Perhaps the answer lies in the cultures of the major accounting firms. In her recent book Final Accounting, former Arthur Andersen partner Barbara Ley Toffler alleges that Andersen’s “rotten culture” caused the firm’s downfall. First, emphasis on revenue growth, reinforced by the firm’s promotion and compensation policies, led auditors to cave in to their clients’ demands. Second, the esteemed status of engagement partners allowed Andersen’s Houston office partner David Duncan to disregard advice from Andersen’s Professional Standards Group. Finally, loyalty to the firm was the characteristic valued most highly in Andersen employees; loyalty to the public was rarely mentioned.

I don’t know if Ms. Toffler’s description of Andersen’s culture is accurate, but I know she’s addressing the right question. It seems likely that the culture and prevailing values of their firms have more influence on accountants’ behavior than do the ethical lessons they learned in college. Auditors routinely evaluate their clients’ motives and attitudes to assess the risk that a client will commit financial statement fraud. The disappointing performance of public accounting firms in recent years indicates it’s time for accountants to examine the priorities, reward systems, and cultures of their own firms.

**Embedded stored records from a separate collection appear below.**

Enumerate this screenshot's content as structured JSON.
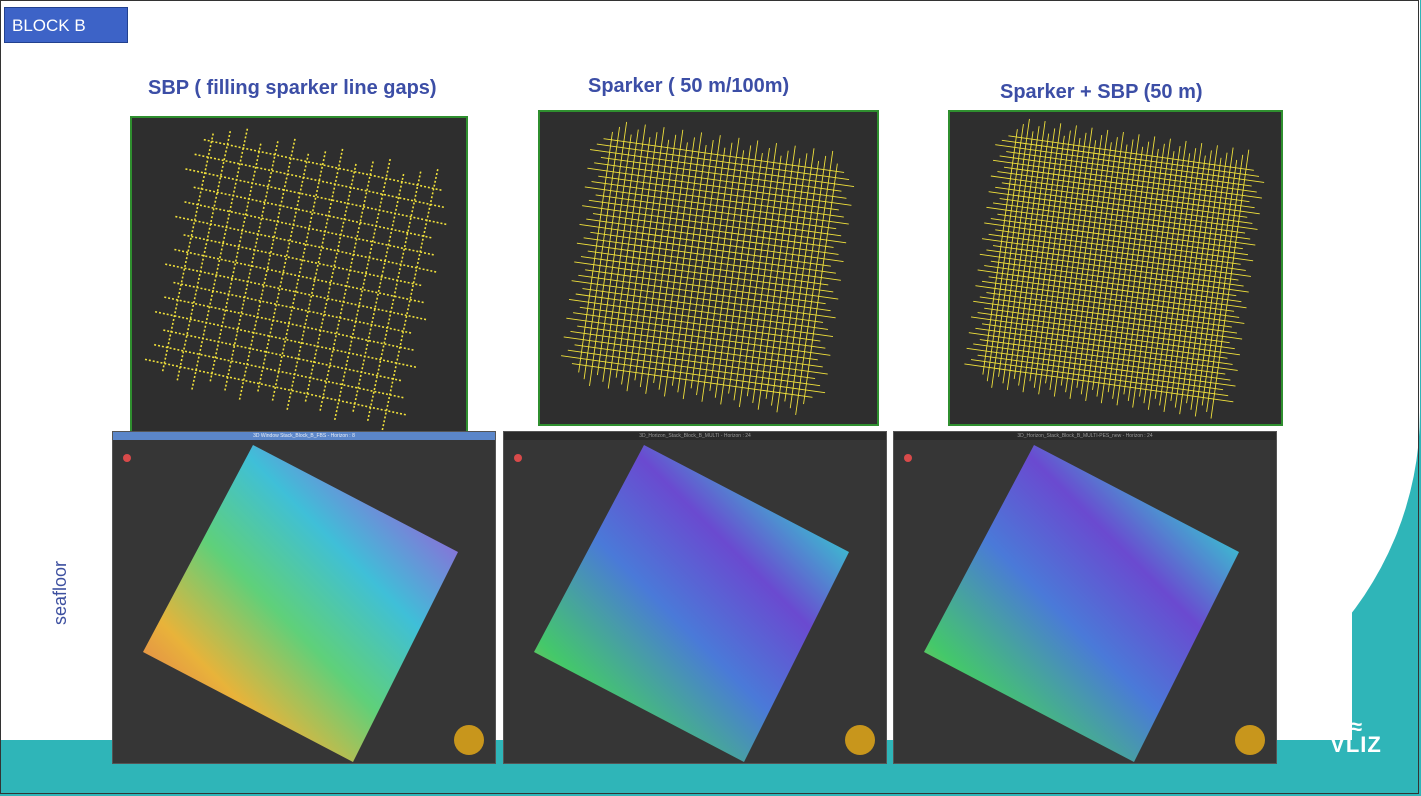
{
  "slide": {
    "block_label": "BLOCK B",
    "side_label": "seafloor"
  },
  "columns": [
    {
      "title": "SBP ( filling sparker line gaps)"
    },
    {
      "title": "Sparker ( 50 m/100m)"
    },
    {
      "title": "Sparker + SBP (50 m)"
    }
  ],
  "surface_windows": [
    {
      "title": "3D Window Stack_Block_B_FBS - Horizon : 8"
    },
    {
      "title": "3D_Horizon_Stack_Block_B_MULTI - Horizon : 24"
    },
    {
      "title": "3D_Horizon_Stack_Block_B_MULTI-PES_new - Horizon : 24"
    }
  ],
  "logo": {
    "text": "VLIZ",
    "icon": "wave-icon"
  },
  "colors": {
    "teal": "#2fb5b8",
    "title_blue": "#3c4ea6",
    "tag_blue": "#3d63c7",
    "track_yellow": "#f2e23c"
  }
}
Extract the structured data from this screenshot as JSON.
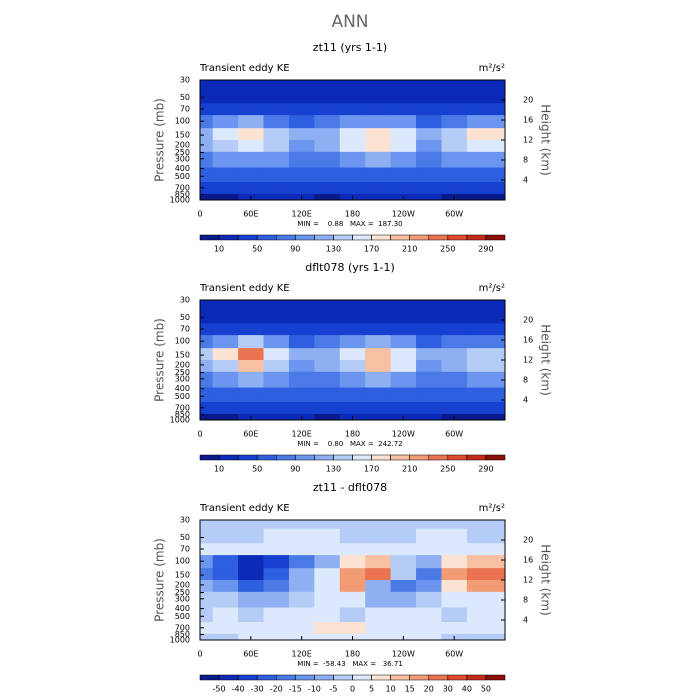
{
  "title": "ANN",
  "chart_data": [
    {
      "type": "contour",
      "title": "zt11 (yrs 1-1)",
      "left_label": "Transient eddy KE",
      "units": "m²/s²",
      "ylabel": "Pressure (mb)",
      "y2label": "Height (km)",
      "stats": "MIN =    0.88   MAX =  187.30",
      "x": [
        0,
        30,
        60,
        90,
        120,
        150,
        180,
        210,
        240,
        270,
        300,
        330
      ],
      "y": [
        30,
        50,
        70,
        100,
        150,
        200,
        300,
        500,
        700,
        1000
      ],
      "z": [
        [
          15,
          15,
          15,
          15,
          15,
          15,
          15,
          15,
          15,
          15,
          15,
          15
        ],
        [
          20,
          20,
          20,
          20,
          20,
          20,
          20,
          20,
          20,
          20,
          20,
          20
        ],
        [
          30,
          30,
          35,
          30,
          30,
          30,
          30,
          30,
          30,
          30,
          30,
          30
        ],
        [
          70,
          90,
          110,
          80,
          60,
          70,
          90,
          100,
          90,
          60,
          80,
          100
        ],
        [
          120,
          150,
          185,
          140,
          110,
          120,
          160,
          175,
          160,
          110,
          140,
          170
        ],
        [
          110,
          130,
          160,
          130,
          100,
          110,
          150,
          170,
          150,
          100,
          130,
          160
        ],
        [
          80,
          90,
          100,
          90,
          80,
          80,
          100,
          110,
          100,
          80,
          90,
          100
        ],
        [
          50,
          55,
          60,
          55,
          50,
          50,
          60,
          60,
          55,
          50,
          55,
          60
        ],
        [
          30,
          30,
          35,
          30,
          30,
          30,
          35,
          35,
          30,
          30,
          30,
          35
        ],
        [
          8,
          8,
          10,
          10,
          10,
          8,
          10,
          10,
          10,
          10,
          8,
          8
        ]
      ],
      "xlim": [
        0,
        360
      ],
      "xticks": [
        0,
        {
          "value": 60,
          "label": "60E"
        },
        {
          "value": 120,
          "label": "120E"
        },
        180,
        {
          "value": 240,
          "label": "120W"
        },
        {
          "value": 300,
          "label": "60W"
        }
      ],
      "ylim": [
        1000,
        30
      ],
      "log_y": true,
      "yticks": [
        30,
        50,
        70,
        100,
        150,
        200,
        250,
        300,
        400,
        500,
        700,
        850,
        1000
      ],
      "y2lim": [
        0,
        24
      ],
      "y2ticks": [
        4,
        8,
        12,
        16,
        20
      ],
      "levels": [
        10,
        30,
        50,
        70,
        90,
        110,
        130,
        150,
        170,
        190,
        210,
        230,
        250,
        270,
        290
      ],
      "label_every": 2,
      "colors": [
        "#0a1a8c",
        "#0c2ab8",
        "#1540d0",
        "#2e5fe0",
        "#4a7ae6",
        "#6b95ee",
        "#8eb0f2",
        "#b4ccf6",
        "#dce8fb",
        "#fbe2d2",
        "#f7c0a3",
        "#f29c76",
        "#eb7350",
        "#e04a2e",
        "#c42a17",
        "#8c0f0a"
      ]
    },
    {
      "type": "contour",
      "title": "dflt078 (yrs 1-1)",
      "left_label": "Transient eddy KE",
      "units": "m²/s²",
      "ylabel": "Pressure (mb)",
      "y2label": "Height (km)",
      "stats": "MIN =    0.80   MAX =  242.72",
      "x": [
        0,
        30,
        60,
        90,
        120,
        150,
        180,
        210,
        240,
        270,
        300,
        330
      ],
      "y": [
        30,
        50,
        70,
        100,
        150,
        200,
        300,
        500,
        700,
        1000
      ],
      "z": [
        [
          15,
          15,
          15,
          15,
          15,
          15,
          15,
          15,
          15,
          15,
          15,
          15
        ],
        [
          20,
          20,
          20,
          20,
          20,
          20,
          20,
          20,
          20,
          20,
          20,
          20
        ],
        [
          30,
          30,
          35,
          30,
          30,
          30,
          30,
          30,
          30,
          30,
          30,
          30
        ],
        [
          70,
          100,
          130,
          90,
          60,
          70,
          90,
          110,
          90,
          60,
          70,
          80
        ],
        [
          130,
          170,
          240,
          160,
          120,
          120,
          150,
          190,
          150,
          110,
          120,
          140
        ],
        [
          110,
          140,
          200,
          140,
          100,
          110,
          140,
          200,
          150,
          100,
          110,
          130
        ],
        [
          80,
          90,
          110,
          90,
          80,
          80,
          100,
          120,
          100,
          80,
          80,
          90
        ],
        [
          50,
          55,
          60,
          55,
          50,
          50,
          60,
          60,
          55,
          50,
          50,
          55
        ],
        [
          30,
          30,
          35,
          30,
          30,
          30,
          35,
          35,
          30,
          30,
          30,
          30
        ],
        [
          8,
          8,
          10,
          10,
          10,
          8,
          10,
          10,
          10,
          10,
          8,
          8
        ]
      ],
      "xlim": [
        0,
        360
      ],
      "xticks": [
        0,
        {
          "value": 60,
          "label": "60E"
        },
        {
          "value": 120,
          "label": "120E"
        },
        180,
        {
          "value": 240,
          "label": "120W"
        },
        {
          "value": 300,
          "label": "60W"
        }
      ],
      "ylim": [
        1000,
        30
      ],
      "log_y": true,
      "yticks": [
        30,
        50,
        70,
        100,
        150,
        200,
        250,
        300,
        400,
        500,
        700,
        850,
        1000
      ],
      "y2lim": [
        0,
        24
      ],
      "y2ticks": [
        4,
        8,
        12,
        16,
        20
      ],
      "levels": [
        10,
        30,
        50,
        70,
        90,
        110,
        130,
        150,
        170,
        190,
        210,
        230,
        250,
        270,
        290
      ],
      "label_every": 2,
      "colors": [
        "#0a1a8c",
        "#0c2ab8",
        "#1540d0",
        "#2e5fe0",
        "#4a7ae6",
        "#6b95ee",
        "#8eb0f2",
        "#b4ccf6",
        "#dce8fb",
        "#fbe2d2",
        "#f7c0a3",
        "#f29c76",
        "#eb7350",
        "#e04a2e",
        "#c42a17",
        "#8c0f0a"
      ]
    },
    {
      "type": "contour",
      "title": "zt11 - dflt078",
      "left_label": "Transient eddy KE",
      "units": "m²/s²",
      "ylabel": "Pressure (mb)",
      "y2label": "Height (km)",
      "stats": "MIN =  -58.43   MAX =   36.71",
      "x": [
        0,
        30,
        60,
        90,
        120,
        150,
        180,
        210,
        240,
        270,
        300,
        330
      ],
      "y": [
        30,
        50,
        70,
        100,
        150,
        200,
        300,
        500,
        700,
        1000
      ],
      "z": [
        [
          -3,
          -3,
          -3,
          -3,
          -3,
          -3,
          -3,
          -3,
          -3,
          -3,
          -3,
          -3
        ],
        [
          -3,
          -3,
          -3,
          2,
          2,
          2,
          -3,
          -3,
          -3,
          2,
          2,
          -3
        ],
        [
          2,
          2,
          3,
          3,
          2,
          2,
          2,
          2,
          2,
          2,
          3,
          2
        ],
        [
          -15,
          -30,
          -45,
          -40,
          -20,
          -8,
          8,
          10,
          -4,
          -8,
          6,
          12
        ],
        [
          -20,
          -25,
          -50,
          -30,
          -10,
          2,
          18,
          25,
          -5,
          -20,
          15,
          25
        ],
        [
          -8,
          -15,
          -30,
          -20,
          -8,
          3,
          15,
          -10,
          -20,
          -12,
          8,
          15
        ],
        [
          -3,
          -5,
          -8,
          -6,
          -3,
          3,
          4,
          -6,
          -8,
          -4,
          3,
          4
        ],
        [
          -3,
          3,
          -2,
          3,
          4,
          3,
          -2,
          3,
          3,
          3,
          -3,
          3
        ],
        [
          2,
          3,
          3,
          3,
          2,
          6,
          6,
          3,
          2,
          2,
          3,
          2
        ],
        [
          -5,
          -3,
          2,
          3,
          3,
          3,
          3,
          2,
          3,
          2,
          -3,
          -3
        ]
      ],
      "xlim": [
        0,
        360
      ],
      "xticks": [
        0,
        {
          "value": 60,
          "label": "60E"
        },
        {
          "value": 120,
          "label": "120E"
        },
        180,
        {
          "value": 240,
          "label": "120W"
        },
        {
          "value": 300,
          "label": "60W"
        }
      ],
      "ylim": [
        1000,
        30
      ],
      "log_y": true,
      "yticks": [
        30,
        50,
        70,
        100,
        150,
        200,
        250,
        300,
        400,
        500,
        700,
        850,
        1000
      ],
      "y2lim": [
        0,
        24
      ],
      "y2ticks": [
        4,
        8,
        12,
        16,
        20
      ],
      "levels": [
        -50,
        -40,
        -30,
        -20,
        -15,
        -10,
        -5,
        0,
        5,
        10,
        15,
        20,
        30,
        40,
        50
      ],
      "label_every": 1,
      "colors": [
        "#0a1a8c",
        "#0c2ab8",
        "#1540d0",
        "#2e5fe0",
        "#4a7ae6",
        "#6b95ee",
        "#8eb0f2",
        "#b4ccf6",
        "#dce8fb",
        "#fbe2d2",
        "#f7c0a3",
        "#f29c76",
        "#eb7350",
        "#e04a2e",
        "#c42a17",
        "#8c0f0a"
      ]
    }
  ]
}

Accounting educators may influence the attitudes and ethical beliefs with which young accountants begin their careers, but the influence of collegiate education fades over time. I would like to believe that my lessons on professionalism and public responsibility have a lasting effect on my students’ behavior, but I fear that whatever influence I have is soon overwhelmed by the pressures exerted by their employers. Accounting firms must develop cultures that elevate integrity and responsibility to the public above profit and growth if accountants are ever to regain the public trust.


Paul M. Clikeman, PhD, CPA, is an associate professor of accounting at the University of Richmond. He was formerly an auditor with Deloitte & Touche, LLP.